Utility functions are sigmoidal. A serviceable utility function over one dimension might be u(U) = k * ([1 / (1 + e-U)] - .5). It's steep around U=0, and shallow for U >> 0 and U << 0.
Sounds like I'm making a dry, academic mathematical point, doesn't it? But it's not academic. It's crucial. Because neglecting this point leads us to make elementary errors such as asserting that it isn't rational to play the lottery or become addicted to crack cocaine.
For someone with $ << 0, the marginal utility of $5 to them is minimal. They're probably never going to get out of debt; someone has a lien on their income and it's going to be taken from them anyway; and if they're $5 richer it might mean they'll lose $4 in government benefits. It can be perfectly reasonable, in terms of expected utility, for them to play the lottery.
Not in terms of expected dollars. Dollars are the input to the utility function.
Rationally, you might expect that u(U) = 0 for all U < 0. Because you can always kill yourself. Once your life is so bad that you'd like to kill yourself, it could make perfect sense to play the lottery, if you thought that winning it would help. Or to take crack cocaine, if it gives you a few short intervals over the next year that are worth living.
Why is this important?
Because we look at poor folks playing the lottery, and taking crack cocaine, and we laugh at them and say, Those fools don't deserve our help if they're going to make such stupid decisions.

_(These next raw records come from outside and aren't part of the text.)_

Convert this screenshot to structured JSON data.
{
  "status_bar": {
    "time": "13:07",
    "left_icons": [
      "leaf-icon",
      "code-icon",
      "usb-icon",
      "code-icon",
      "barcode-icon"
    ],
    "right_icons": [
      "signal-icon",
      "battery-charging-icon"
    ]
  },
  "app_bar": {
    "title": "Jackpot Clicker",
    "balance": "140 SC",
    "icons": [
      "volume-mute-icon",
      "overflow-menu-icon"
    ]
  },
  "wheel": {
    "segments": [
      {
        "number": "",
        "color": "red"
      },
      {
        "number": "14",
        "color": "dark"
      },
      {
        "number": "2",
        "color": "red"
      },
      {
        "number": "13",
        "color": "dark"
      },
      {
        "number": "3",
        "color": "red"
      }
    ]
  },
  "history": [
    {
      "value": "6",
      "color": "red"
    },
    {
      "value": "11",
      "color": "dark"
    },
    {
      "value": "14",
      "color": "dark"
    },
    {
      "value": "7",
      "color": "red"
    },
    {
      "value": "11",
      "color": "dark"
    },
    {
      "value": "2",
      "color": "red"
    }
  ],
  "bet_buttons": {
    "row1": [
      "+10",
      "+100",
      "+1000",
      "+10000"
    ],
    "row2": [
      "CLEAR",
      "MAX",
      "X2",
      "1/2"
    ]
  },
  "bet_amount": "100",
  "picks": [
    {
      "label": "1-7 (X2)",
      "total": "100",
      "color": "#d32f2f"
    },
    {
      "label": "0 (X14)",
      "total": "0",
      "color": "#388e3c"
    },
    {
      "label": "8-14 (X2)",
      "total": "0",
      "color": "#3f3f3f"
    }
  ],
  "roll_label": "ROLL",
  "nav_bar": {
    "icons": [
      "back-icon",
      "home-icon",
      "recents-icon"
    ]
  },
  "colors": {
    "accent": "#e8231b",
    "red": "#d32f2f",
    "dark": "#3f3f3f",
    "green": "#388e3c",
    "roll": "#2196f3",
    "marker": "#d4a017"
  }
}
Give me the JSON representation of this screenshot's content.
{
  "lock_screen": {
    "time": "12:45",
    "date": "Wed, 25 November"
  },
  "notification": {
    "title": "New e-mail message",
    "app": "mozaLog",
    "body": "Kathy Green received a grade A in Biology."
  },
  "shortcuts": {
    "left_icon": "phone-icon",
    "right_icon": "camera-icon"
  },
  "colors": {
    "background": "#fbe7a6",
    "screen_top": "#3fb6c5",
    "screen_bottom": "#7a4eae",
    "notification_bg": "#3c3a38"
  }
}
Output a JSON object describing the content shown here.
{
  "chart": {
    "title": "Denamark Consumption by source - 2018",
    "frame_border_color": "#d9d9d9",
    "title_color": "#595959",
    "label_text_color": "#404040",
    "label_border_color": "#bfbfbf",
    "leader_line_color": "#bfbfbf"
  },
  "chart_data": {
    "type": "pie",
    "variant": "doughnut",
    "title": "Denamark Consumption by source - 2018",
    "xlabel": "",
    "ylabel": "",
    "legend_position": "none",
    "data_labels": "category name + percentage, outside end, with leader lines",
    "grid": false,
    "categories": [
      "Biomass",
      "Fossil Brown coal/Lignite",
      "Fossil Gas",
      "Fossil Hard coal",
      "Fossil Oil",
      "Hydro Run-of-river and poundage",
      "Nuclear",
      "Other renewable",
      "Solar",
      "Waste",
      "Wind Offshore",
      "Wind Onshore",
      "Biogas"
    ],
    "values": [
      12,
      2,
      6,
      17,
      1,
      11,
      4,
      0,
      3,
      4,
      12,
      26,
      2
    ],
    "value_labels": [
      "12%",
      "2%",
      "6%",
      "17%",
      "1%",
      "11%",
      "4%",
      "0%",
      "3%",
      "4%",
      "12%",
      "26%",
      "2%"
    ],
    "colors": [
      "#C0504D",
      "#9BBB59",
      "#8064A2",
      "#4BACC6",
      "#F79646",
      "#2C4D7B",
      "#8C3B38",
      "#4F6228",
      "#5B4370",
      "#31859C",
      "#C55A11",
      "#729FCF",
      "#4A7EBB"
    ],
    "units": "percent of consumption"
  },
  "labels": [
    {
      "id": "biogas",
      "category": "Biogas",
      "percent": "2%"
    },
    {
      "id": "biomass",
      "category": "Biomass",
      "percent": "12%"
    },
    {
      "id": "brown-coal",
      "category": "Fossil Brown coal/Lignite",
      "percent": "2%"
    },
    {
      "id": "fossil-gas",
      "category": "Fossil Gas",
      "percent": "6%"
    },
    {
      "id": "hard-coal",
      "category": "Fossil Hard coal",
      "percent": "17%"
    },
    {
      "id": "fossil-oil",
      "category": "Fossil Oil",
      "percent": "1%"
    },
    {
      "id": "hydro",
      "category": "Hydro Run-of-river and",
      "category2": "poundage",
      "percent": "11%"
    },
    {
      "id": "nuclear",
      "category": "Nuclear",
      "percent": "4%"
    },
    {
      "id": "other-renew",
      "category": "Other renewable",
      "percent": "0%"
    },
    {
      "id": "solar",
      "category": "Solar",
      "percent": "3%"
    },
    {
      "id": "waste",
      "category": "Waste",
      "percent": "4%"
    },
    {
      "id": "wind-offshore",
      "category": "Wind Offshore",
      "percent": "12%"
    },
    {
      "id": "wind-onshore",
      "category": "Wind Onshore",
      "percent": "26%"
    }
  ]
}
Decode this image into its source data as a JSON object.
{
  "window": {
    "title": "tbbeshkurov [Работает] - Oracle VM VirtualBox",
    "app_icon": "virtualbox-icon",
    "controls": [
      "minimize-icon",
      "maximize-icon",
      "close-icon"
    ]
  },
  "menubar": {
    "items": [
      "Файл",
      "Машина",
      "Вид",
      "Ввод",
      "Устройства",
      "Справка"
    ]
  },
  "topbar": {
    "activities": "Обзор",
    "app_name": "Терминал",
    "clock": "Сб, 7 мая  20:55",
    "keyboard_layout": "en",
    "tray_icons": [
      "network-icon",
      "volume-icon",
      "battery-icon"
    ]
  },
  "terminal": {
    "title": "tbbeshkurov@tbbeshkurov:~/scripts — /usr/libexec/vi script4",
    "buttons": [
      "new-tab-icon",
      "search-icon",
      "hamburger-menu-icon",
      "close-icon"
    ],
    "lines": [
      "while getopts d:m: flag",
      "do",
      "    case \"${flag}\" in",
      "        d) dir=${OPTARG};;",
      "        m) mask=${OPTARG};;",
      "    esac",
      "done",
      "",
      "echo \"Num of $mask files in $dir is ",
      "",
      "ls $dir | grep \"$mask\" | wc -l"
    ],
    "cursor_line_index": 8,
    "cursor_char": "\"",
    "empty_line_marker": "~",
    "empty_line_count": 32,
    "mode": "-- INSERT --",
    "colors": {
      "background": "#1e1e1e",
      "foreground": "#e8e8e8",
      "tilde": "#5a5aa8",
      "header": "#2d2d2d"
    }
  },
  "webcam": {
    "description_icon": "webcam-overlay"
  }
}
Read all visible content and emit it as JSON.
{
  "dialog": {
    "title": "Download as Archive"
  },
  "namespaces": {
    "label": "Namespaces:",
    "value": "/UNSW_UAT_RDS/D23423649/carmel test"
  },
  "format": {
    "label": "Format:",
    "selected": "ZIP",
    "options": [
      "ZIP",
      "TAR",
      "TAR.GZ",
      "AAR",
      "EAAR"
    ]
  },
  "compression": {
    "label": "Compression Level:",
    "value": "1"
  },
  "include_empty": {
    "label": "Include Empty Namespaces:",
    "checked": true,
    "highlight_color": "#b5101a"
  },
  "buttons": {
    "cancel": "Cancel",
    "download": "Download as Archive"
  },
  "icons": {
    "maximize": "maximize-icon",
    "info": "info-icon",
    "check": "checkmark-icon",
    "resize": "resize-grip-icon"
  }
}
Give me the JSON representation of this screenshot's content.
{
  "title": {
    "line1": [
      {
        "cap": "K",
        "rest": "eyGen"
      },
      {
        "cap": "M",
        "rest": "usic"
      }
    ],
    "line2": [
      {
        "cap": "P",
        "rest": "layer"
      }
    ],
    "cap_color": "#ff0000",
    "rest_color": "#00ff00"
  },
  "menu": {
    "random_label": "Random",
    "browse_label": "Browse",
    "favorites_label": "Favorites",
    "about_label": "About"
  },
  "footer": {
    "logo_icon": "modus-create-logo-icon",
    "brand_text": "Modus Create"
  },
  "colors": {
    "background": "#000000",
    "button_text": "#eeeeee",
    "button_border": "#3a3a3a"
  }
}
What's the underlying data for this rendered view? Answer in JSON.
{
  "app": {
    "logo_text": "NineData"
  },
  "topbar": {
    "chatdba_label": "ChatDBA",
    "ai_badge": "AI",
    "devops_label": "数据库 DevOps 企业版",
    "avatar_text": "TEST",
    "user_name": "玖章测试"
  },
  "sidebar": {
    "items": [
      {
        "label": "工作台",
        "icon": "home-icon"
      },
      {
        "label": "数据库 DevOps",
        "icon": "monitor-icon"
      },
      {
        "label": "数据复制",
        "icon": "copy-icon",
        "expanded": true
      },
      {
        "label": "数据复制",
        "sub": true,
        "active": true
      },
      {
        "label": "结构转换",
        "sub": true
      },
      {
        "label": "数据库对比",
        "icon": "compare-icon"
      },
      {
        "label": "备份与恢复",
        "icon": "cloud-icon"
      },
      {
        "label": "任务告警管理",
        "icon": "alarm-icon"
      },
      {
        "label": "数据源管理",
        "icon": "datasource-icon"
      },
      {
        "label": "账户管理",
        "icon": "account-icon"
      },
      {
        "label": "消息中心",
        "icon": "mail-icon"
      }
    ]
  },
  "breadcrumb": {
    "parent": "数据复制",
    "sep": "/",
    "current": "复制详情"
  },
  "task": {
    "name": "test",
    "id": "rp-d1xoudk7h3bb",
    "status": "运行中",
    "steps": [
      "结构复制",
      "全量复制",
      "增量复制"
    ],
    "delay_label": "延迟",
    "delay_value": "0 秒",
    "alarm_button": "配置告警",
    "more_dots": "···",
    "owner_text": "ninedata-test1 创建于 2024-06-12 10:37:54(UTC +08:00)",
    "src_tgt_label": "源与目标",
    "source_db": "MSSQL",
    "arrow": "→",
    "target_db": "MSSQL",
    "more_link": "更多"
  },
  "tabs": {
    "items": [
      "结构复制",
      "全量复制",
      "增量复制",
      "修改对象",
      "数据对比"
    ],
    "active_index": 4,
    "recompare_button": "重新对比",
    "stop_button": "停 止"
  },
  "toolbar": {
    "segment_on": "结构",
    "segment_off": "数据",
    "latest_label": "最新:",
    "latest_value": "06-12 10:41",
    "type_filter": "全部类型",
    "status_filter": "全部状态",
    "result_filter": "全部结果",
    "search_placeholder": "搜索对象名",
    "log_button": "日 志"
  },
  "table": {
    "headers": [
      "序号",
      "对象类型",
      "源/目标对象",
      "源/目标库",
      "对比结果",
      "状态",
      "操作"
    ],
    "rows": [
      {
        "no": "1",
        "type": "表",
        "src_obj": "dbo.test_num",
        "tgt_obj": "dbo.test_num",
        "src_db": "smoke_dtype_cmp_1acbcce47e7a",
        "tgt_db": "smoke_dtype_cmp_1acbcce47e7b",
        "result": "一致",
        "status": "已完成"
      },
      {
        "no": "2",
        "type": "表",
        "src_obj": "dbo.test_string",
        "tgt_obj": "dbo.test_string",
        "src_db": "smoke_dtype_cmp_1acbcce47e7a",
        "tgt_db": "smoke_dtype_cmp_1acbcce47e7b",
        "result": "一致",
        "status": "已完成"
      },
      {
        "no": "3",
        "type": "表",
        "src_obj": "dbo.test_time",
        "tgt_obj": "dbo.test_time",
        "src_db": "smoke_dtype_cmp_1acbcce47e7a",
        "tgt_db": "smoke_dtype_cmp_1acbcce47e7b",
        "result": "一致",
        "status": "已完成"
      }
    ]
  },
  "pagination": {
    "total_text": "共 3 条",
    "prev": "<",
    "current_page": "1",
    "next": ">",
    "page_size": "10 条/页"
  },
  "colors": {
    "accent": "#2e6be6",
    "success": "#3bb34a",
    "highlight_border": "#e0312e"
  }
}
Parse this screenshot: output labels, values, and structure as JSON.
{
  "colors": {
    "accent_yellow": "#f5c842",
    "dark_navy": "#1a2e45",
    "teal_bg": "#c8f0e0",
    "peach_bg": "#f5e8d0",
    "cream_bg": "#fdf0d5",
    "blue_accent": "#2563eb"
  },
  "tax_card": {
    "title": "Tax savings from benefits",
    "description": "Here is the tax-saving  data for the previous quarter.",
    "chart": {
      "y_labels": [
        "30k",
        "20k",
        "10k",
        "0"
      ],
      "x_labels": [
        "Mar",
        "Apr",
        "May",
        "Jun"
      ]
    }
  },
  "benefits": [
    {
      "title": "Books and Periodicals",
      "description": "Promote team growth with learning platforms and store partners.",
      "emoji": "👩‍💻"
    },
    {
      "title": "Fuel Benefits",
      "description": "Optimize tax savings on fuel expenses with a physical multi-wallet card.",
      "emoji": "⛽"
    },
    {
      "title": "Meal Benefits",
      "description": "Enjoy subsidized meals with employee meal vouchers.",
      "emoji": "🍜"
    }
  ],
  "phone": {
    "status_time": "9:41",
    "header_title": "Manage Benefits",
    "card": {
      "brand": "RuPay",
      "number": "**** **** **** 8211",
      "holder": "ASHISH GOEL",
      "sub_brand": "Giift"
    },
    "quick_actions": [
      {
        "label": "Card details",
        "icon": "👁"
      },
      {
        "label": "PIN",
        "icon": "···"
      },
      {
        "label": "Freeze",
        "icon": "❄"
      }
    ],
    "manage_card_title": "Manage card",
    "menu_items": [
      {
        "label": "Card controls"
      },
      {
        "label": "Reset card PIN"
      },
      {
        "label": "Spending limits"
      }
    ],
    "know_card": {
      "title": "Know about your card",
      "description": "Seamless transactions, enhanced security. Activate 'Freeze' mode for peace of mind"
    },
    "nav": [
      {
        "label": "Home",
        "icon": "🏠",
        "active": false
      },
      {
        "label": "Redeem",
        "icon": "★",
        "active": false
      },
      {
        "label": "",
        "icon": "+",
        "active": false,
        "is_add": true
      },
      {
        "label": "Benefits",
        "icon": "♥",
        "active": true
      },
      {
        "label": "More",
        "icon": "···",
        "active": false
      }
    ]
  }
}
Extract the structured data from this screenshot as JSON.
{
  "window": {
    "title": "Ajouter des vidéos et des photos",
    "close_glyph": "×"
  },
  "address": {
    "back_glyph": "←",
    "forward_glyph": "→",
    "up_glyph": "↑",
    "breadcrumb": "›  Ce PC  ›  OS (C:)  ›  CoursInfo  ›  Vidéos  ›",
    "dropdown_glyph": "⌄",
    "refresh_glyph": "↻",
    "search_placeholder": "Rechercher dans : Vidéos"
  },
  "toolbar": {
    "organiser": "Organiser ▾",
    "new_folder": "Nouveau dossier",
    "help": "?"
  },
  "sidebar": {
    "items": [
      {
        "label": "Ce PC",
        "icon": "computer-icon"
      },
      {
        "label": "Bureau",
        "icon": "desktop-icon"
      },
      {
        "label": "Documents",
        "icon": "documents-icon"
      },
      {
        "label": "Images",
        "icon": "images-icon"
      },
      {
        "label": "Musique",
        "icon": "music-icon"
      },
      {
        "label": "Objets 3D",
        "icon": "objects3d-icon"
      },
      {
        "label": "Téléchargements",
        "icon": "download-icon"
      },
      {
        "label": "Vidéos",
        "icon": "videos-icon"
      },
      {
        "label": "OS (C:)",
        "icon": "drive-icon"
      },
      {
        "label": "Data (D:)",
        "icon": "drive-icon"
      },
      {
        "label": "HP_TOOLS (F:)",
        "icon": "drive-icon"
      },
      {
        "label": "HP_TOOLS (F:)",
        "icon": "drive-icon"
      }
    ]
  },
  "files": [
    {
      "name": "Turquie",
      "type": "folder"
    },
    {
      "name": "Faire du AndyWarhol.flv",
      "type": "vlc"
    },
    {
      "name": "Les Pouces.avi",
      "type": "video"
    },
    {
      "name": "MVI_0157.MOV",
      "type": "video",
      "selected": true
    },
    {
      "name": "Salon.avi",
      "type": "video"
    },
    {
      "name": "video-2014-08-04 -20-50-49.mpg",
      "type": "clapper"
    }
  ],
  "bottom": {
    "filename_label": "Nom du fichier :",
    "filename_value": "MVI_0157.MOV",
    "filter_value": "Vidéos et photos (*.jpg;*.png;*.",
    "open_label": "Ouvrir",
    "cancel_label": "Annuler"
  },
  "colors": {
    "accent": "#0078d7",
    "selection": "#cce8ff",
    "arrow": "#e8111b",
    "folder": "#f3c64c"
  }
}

When in reality, some of them may be making <EDITED> much more rational decisions than we think. </EDITED>
If that doesn't give you a chill, you don't understand.
(I changed the penultimate line in response to numerous comments indicating that the commenters reserve the word "rational" for the unobtainable goal of perfect utility maximization. I note that such a definition defines itself into being irrational, since it is almost certainly not the best possible definition.)
"For someone with $ << 0, the marginal utility of $5 to them is minimal. "
I'm a newbie, which will soon be obvious, but I don't think the utility function is being applied correctly. At each value of U (the worth that a person has at his disposal in goods), we have the utility that can be purchased with U. (So u is negative for U<0 because you get negative things for owing money.)
I understand that if someone is greatly in debt, their utility may not change much if you increase or decrease their debt by some amount. This is why the utility function would be shallow for $ << 0. Thus, I agree that someone with $ << 0 who happens to find $5 on the ground would have little incentive to use $5 to pay off their debt.
However, let's use the function to see what utility they can purchase with their $5...
The fact that they are spending it on gambling or drugs means they are NOT moving from U=(-X) to U=(-X+5) (they're not using the $5 to pay off their debt). They are staying at U=(-X) and spending their $5 as true disposable income -- in other words, exactly as though U=0.
A person with U=0 gets a steep benefit from the spending of $5.
I think there's some confusion here as to what the utility function is defined over. And to be fair, the post itself is somewhat confused in this respect.
The argument that it might be more or less rational to gamble is an entirely different matter to whether it is more or less rational to smoke crack.
The shape of the utility function over money can make it more or less rational to accept particular money gambles: risk aversion is after all a property of the shape of the utility function.